Keeping Your Commitments

Robin Robins IT Managed Services

From a Wanda Sykes stand up routine:

“When you get married, you stand there and say until death do you part. That’s what you say in your marriage vows…you make that commitment….we’ll stay together forever.

Yet the divorce rate is sky high—so everyone’s just standing there lying their asses off. Why don’t we just be honest and come clean. Why not just stand there and say, “Ummmm…I’ll give it a shot.”

This past month I got to thinking about another important ingredient to wealth attraction and success in business: keeping your commitments.

One thing I’ve observed is how quickly most folks are to dismiss their commitments, not seeing the absolute importance of keeping them no matter how small or insignificant. When I run coaching groups, I’m amazed at how bad clients are at showing up to the meeting on time, fully prepared, homework done, promises kept. Worse, they don’t seem the least bit bothered by it and constantly repeat the same pattern over and over again. They think it’s no big deal and give themselves “get off easy” passes—I see it as a horrible bad habit that is reinforced every time they break a small promise to themselves and others.

As someone who is maniacal about keeping commitments, this sort of behavior drives me nuts. Of course, just like everyone else, I occasionally get myself into a situation where I can’t meet a deadline or keep a commitment I’ve made. But when I do, I don’t hope it goes unnoticed or excuse it away—I confront it, apologize, and re-commit to something I can deliver. Then I do it.

Why is this so important to wealth creation? How does keeping small commitments like showing up on time to every meeting or sticking to a scheduled “orange cone time” every morning play into your ability to attract wealth? Two reasons: First, when you don’t keep a commitment, you train yourself that you aren’t reliable. How many people do you know who always forever excuse sloppy work habits and behaviors because of a label they’ve put on themselves such as, “I’m just a procrastinator,” or “I’m not good with paperwork,” or, “I’m just not good at”…<<fill in the blank?>>.

Or they have a bag full of excuses to pull out at any time: their kids, traffic, weather, their supplier, staff, vendors, business problems, employee problems, spouse problems, relatives, and on and on and on. These are nothing more than lazy excuses for not keeping their word; and when repeated, it programs itself as a self- fulfilling pattern into their mind. Then, when they really need or WANT to keep a commitment such as making certain revenue, marketing, management, or business goals, they come up short time and time again, locked into at terrible self-fulfilling pattern of failure. This is also why they can’t stick to a diet or exercise program, stop smoking, or any other resolution or goal they set: they know, deep down, they don’t keep their commitments and don’t expect themselves to keep this one either.

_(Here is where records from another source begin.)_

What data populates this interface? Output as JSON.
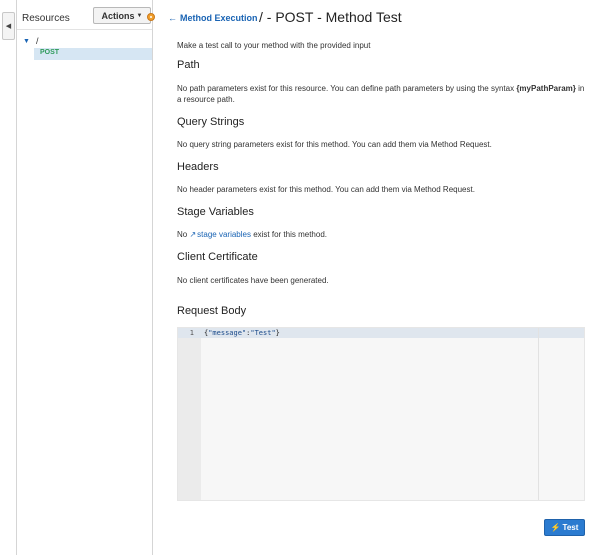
{
  "sidebar": {
    "collapse_icon": "caret-left-icon",
    "title": "Resources",
    "actions_label": "Actions",
    "tree": {
      "root_label": "/",
      "method_label": "POST"
    }
  },
  "header": {
    "back_label": "Method Execution",
    "title": "/ - POST - Method Test"
  },
  "intro": "Make a test call to your method with the provided input",
  "sections": {
    "path": {
      "heading": "Path",
      "text_before": "No path parameters exist for this resource. You can define path parameters by using the syntax ",
      "syntax": "{myPathParam}",
      "text_after": " in a resource path."
    },
    "query": {
      "heading": "Query Strings",
      "text": "No query string parameters exist for this method. You can add them via Method Request."
    },
    "headers": {
      "heading": "Headers",
      "text": "No header parameters exist for this method. You can add them via Method Request."
    },
    "stage": {
      "heading": "Stage Variables",
      "text_before": "No ",
      "link": "stage variables",
      "text_after": " exist for this method."
    },
    "cert": {
      "heading": "Client Certificate",
      "text": "No client certificates have been generated."
    },
    "body": {
      "heading": "Request Body",
      "line_number": "1",
      "code_open": "{",
      "code_key": "\"message\"",
      "code_colon": ":",
      "code_value": "\"Test\"",
      "code_close": "}"
    }
  },
  "test_button_label": "Test",
  "colors": {
    "accent": "#1a64b4",
    "method_green": "#2e9a5a",
    "status_orange": "#f19f2b",
    "button_blue": "#2b7bd0"
  }
}
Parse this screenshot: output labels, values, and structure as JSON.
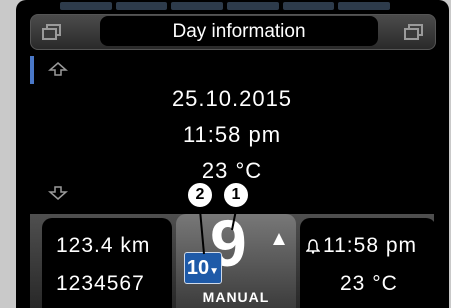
{
  "header": {
    "title": "Day information",
    "left_icon": "window-icon",
    "right_icon": "window-icon"
  },
  "info": {
    "date": "25.10.2015",
    "time": "11:58  pm",
    "temperature": "23 °C"
  },
  "status": {
    "left": {
      "distance": "123.4 km",
      "odometer": "1234567"
    },
    "center": {
      "current_gear": "9",
      "recommended_gear": "10",
      "mode": "MANUAL"
    },
    "right": {
      "clock": "11:58 pm",
      "outside_temp": "23 °C"
    }
  },
  "callouts": {
    "one": "1",
    "two": "2"
  },
  "colors": {
    "accent_blue": "#1e5aa8",
    "scroll_indicator": "#4a78c8",
    "background": "#000000",
    "text": "#ffffff"
  }
}
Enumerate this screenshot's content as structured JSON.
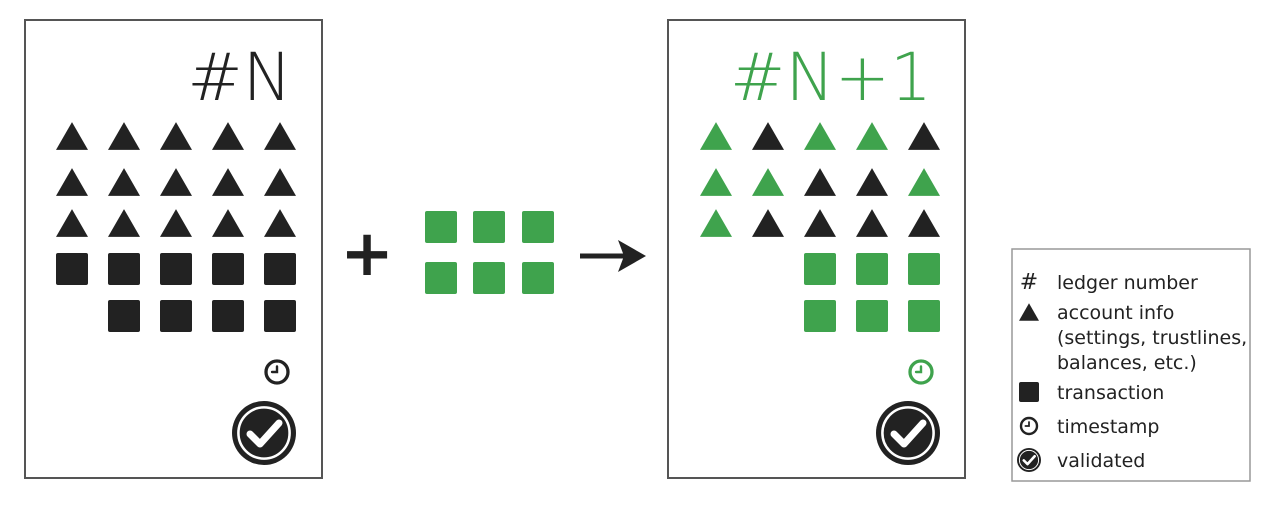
{
  "colors": {
    "dark": "#222222",
    "green": "#3fa34d",
    "border": "#555555",
    "legend_border": "#999999"
  },
  "ledger_before": {
    "title": "#N",
    "triangle_rows": [
      [
        "dark",
        "dark",
        "dark",
        "dark",
        "dark"
      ],
      [
        "dark",
        "dark",
        "dark",
        "dark",
        "dark"
      ],
      [
        "dark",
        "dark",
        "dark",
        "dark",
        "dark"
      ]
    ],
    "square_rows": [
      [
        "dark",
        "dark",
        "dark",
        "dark",
        "dark"
      ],
      [
        "none",
        "dark",
        "dark",
        "dark",
        "dark"
      ]
    ],
    "timestamp_color": "dark",
    "validated_color": "dark"
  },
  "operator_plus": "+",
  "incoming_transactions": [
    [
      "green",
      "green",
      "green"
    ],
    [
      "green",
      "green",
      "green"
    ]
  ],
  "operator_arrow": "arrow-right-icon",
  "ledger_after": {
    "title": "#N+1",
    "triangle_rows": [
      [
        "green",
        "dark",
        "green",
        "green",
        "dark"
      ],
      [
        "green",
        "green",
        "dark",
        "dark",
        "green"
      ],
      [
        "green",
        "dark",
        "dark",
        "dark",
        "dark"
      ]
    ],
    "square_rows": [
      [
        "none",
        "none",
        "green",
        "green",
        "green"
      ],
      [
        "none",
        "none",
        "green",
        "green",
        "green"
      ]
    ],
    "timestamp_color": "green",
    "validated_color": "dark"
  },
  "legend": {
    "items": [
      {
        "icon": "hash-icon",
        "symbol": "#",
        "lines": [
          "ledger number"
        ]
      },
      {
        "icon": "triangle-icon",
        "lines": [
          "account info",
          "(settings, trustlines,",
          "balances, etc.)"
        ]
      },
      {
        "icon": "square-icon",
        "lines": [
          "transaction"
        ]
      },
      {
        "icon": "clock-icon",
        "lines": [
          "timestamp"
        ]
      },
      {
        "icon": "check-circle-icon",
        "lines": [
          "validated"
        ]
      }
    ]
  }
}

The second way this plays into your success and ability to attract wealth is this: Personal integrity—which is saying what you are going to do and doing what you say—is an extremely attractive characteristic to others. When you become known for absolute reliability, clients, opportunities, projects and wealth flow to you automatically. Employees have more respect for you and are more willing to do what you ask them because you’re leading by example. Clients have a deeper trust and appreciation for what you do. And when selling to prospects, you exude an air of confidence and authority that most don’t.

Consider this: The #1 complaint everyone has about the companies they do business with or the people they work with is that they don’t keep their promises. And we’re not talking about big, grandiose failures, but frequent, tiny promises broken. The attorney who never calls you back or the printer that is always delivering a day or two late. The software company that promises the certain deliverables then misses deadline after deadline. The auto mechanic, dry cleaner, or restaurant that doesn’t have your order ready when you show up. Amazingly, most people just shrug this off, completely unbothered by their complete and utter lack of follow through. No apology, no embarrassment, no shame. They really don’t see being 10 minutes late as a big deal so deadlines slip constantly, setting a precedence for their reputation to be simply unreliable.

In Think and Grow Rich, Hill calls this decisiveness: making a decision and seeing it through come hell or high water…one of the characteristics shared by the wealthiest, most successful people in the world. So what do you do if you know you’re trapped in a pattern of not following through?

First, start training yourself to keep SMALL commitments, like showing up to every meeting 5 minutes early, fully prepared or getting that report/invoice/proposal done EARLY instead of late. Second, stop making huge, grandiose promises to yourself and others. Instead of saying you’re going on a super strict diet of carrots and celery, commit to cutting out sugary foods for 5 days—and then DO it. Then start stretching that commitment bit by bit. Here’s another one: promise to do 15 minutes of orange cone time every day; better 15 minutes than none at all. Do that for at least 30 days to establish a habit.

And finally, learn to say “No” more often— but not to the important things you know you should be doing. That’s called giving up. Of course, that means you have to KNOW what is important and what’s not. My friend Ken Glickman once said, “If you were on the Titanic with all your friends, family, and acquaintances and had only one life jacket to give, you’d quickly learn the difference between important and absolutely important.” In business, you have to make that kind of decision every day.